Разговор об Анисиме Ивановиче у нас не получился, и я, чтобы не молчать, рассказал, как меня встретила секретарша.
— Эта красавица, эта Елена Прекрасная, — добавил я, — говорит мне мило, вежливо, что может записать меня на очередь только на среду.
Андрей хохотал искренне, до слез, спрашивая сквозь смех:
— Да неужели хотела записать на среду? Ай-ай-ай! — От смеха лицо его побагровело. — И надо такое придумать! Тебя — на прием ко мне! И на среду, да? — Он не в силах был остановить смех. — Ну и синеокая Валентина! Ну и строгость завела! Значит, говорит, только на среду? Ни днем раньше, ни днем позже? Ну надо же!
— Андрей, а знаешь, чем попахивает от этой строгости?

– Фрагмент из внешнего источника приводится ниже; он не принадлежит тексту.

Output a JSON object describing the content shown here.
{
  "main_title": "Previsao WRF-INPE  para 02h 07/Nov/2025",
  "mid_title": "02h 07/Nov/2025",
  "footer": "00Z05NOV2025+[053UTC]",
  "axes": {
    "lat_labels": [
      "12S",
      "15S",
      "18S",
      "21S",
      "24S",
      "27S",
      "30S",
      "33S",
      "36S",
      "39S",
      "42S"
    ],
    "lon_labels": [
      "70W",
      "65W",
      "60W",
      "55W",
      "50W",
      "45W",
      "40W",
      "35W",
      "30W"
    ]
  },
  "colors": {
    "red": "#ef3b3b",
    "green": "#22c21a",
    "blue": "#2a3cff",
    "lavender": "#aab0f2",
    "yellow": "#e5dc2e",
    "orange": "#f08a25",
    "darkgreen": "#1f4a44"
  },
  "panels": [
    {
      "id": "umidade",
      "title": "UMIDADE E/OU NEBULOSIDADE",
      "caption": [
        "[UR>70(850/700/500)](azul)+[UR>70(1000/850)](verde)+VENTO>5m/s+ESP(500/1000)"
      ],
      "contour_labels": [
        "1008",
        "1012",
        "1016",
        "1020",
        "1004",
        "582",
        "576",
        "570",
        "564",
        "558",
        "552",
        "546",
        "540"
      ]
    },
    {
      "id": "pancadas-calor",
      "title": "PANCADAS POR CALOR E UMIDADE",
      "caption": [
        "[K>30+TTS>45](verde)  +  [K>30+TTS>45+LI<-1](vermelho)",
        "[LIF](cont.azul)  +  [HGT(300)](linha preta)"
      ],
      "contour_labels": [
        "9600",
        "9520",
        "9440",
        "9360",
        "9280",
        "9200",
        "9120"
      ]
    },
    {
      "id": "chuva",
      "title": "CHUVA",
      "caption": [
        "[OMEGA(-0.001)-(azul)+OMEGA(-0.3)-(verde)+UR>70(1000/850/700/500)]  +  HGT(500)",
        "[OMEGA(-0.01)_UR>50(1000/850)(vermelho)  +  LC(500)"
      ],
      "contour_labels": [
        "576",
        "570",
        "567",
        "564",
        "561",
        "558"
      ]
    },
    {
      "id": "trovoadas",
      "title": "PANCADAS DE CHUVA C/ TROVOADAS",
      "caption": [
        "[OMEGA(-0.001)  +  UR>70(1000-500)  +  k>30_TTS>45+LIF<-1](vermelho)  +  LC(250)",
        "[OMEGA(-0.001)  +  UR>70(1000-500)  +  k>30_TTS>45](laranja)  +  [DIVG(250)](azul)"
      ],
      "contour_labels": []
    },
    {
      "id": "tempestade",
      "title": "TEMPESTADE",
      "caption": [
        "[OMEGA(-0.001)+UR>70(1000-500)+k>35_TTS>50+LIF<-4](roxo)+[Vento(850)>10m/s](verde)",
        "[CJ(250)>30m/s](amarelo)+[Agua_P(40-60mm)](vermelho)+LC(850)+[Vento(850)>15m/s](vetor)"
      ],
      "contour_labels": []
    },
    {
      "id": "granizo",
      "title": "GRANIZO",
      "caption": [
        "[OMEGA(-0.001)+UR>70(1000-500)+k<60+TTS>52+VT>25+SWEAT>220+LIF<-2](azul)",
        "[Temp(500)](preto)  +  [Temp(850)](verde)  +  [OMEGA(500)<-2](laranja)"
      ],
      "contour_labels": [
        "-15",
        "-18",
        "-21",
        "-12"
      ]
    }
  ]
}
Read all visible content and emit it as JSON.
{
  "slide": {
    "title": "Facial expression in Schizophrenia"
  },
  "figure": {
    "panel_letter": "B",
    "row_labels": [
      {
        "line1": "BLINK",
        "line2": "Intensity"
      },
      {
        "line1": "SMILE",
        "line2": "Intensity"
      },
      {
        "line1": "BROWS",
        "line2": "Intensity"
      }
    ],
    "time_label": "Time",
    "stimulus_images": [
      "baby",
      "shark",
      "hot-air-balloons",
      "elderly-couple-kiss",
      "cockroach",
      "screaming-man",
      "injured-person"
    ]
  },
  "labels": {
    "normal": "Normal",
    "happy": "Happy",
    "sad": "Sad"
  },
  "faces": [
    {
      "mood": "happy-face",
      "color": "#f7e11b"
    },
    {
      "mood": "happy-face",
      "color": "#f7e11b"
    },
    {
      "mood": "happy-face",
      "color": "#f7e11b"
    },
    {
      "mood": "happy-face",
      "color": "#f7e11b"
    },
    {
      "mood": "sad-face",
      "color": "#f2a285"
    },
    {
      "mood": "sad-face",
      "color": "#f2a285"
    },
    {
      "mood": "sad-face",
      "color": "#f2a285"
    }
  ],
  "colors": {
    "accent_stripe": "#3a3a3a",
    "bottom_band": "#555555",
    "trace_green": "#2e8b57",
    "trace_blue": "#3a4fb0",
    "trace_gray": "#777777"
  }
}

— Догадываюсь. Ты хотел сказать: бюрократизмом? Да, верно, попахивает, — согласился Андрей. — Перестаралась, как ты ее назвал, Елена Прекрасная. Перегнула палку. А вообще прошу, Миша, не удивляться. Я — администратор, люблю четкость, порядок во всем и всюду, не только, к примеру, на комплексах, а и в собственной конторе. И по этой причине от известных тебе нововведений, каковые были здесь при Суходреве, не осталось и следа, как от кошар моего самонравного тестя. В Привольном нынче все делается только так, как должно и как делается у всех. Я как раз тот солдат, который шагает в ногу со всей ротой, ничем не желает выделяться или выбегать вперед. Как у всех, так и у меня. У всех нынче есть этот, как его, деловой бюрократизм. Есть он и у меня. Зачем же выделяться среди других? Незачем!
— Позволь заметить: как же понимать твой почин в стационарном содержании овец? — спросил я. — Это и было то, что именуется ломанием строя, выбеганием вперед. Помню, тогда ты не шел в ногу со всей ротой.
— Овцекомплексы — это другой вопрос, — ответил Андрей, а спокойные его глаза говорили: «Ну что завел речь о том, в чем ничего не смыслишь? Посидел бы на моем месте, тогда бы и говорил». — В делах хозяйственных я и сейчас ломаю шеренгу, кое-кого опережаю и буду опережать в будущем. Вести хозяйство разумно, получать хорошую прибыль — такое забегание вперед нужное и необходимое. Оно входит в мою прямую обязанность. Но есть в нашей жизни узаконенный порядок, один для всех, — не бюрократизм, нет, а именно порядок! — и вот его я никогда не нарушу. Это Артем Иванович Суходрев, как ты знаешь, был противником такого порядка, он не мог жить без новшеств. А я могу и живу. И в районе на меня никто не в обиде.